Bondowoso, Obor Rakyat – Upaya meningkatkan Pendapatan Asli Daerah (PAD) dari sektor kesehatan mendapat dukungan penuh dari Badan Pembentukan Peraturan Daerah (Bapemperda) DPRD Bondowoso.
Bapemperda DPRD Bondowoso rapat bersama dengan sejumlah kepala OPD.

Bondowoso, Obor Rakyat – Upaya meningkatkan Pendapatan Asli Daerah (PAD) dari sektor kesehatan mendapat dukungan penuh dari Badan Pembentukan Peraturan Daerah (Bapemperda) DPRD Bondowoso.

Pada Selasa (2/12/2025), RSUD dr. Koesnadi dan Dinas Kesehatan Bondowoso memastikan langkah strategis tengah disiapkan untuk mendongkrak pendapatan daerah melalui layanan kesehatan.

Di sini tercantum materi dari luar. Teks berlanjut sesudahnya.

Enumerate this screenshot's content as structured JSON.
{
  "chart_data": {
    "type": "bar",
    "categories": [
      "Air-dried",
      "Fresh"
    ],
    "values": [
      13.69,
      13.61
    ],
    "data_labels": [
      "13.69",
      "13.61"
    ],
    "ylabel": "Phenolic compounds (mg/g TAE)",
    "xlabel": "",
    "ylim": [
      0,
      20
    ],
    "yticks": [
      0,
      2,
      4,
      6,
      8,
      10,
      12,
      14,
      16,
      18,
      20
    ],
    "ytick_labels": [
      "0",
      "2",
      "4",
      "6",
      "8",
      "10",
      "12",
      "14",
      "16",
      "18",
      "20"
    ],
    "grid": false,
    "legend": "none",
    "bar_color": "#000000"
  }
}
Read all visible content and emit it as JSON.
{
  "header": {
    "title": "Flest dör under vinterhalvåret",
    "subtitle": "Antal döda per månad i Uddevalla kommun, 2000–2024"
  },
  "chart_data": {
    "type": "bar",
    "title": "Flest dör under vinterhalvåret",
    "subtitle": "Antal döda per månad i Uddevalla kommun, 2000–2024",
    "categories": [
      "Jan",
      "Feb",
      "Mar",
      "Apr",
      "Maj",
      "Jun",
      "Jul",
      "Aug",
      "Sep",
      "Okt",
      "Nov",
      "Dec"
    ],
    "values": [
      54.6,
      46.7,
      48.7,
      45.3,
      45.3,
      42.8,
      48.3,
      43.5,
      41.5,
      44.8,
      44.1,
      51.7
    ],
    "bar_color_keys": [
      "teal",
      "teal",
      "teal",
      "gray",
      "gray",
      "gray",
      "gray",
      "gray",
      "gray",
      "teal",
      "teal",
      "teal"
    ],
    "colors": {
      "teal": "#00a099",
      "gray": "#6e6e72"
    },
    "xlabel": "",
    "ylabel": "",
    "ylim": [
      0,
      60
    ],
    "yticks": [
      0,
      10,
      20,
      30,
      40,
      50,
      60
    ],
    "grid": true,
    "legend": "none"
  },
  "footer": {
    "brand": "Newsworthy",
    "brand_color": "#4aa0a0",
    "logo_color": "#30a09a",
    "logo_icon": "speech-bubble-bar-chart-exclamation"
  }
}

Direktur RSUD dr. Koesnadi, dr. Yus Priyatna, menyampaikan bahwa penguatan PAD dari rumah sakit akan bertumpu pada perluasan layanan dan peningkatan kualitas tenaga medis. Penambahan dokter spesialis menjadi salah satu strategi utama.

“Semangat untuk meningkatkan PAD itu kami respon dengan meningkatkan pelayanan. Dokter spesialis yang sebelumnya kurang, sekarang sudah banyak yang masuk. Dari total 40 yang sudah bekerja, ada sekitar delapan yang masih sekolah dan akan kembali, sehingga nanti totalnya bisa mencapai 50,” ujarnya.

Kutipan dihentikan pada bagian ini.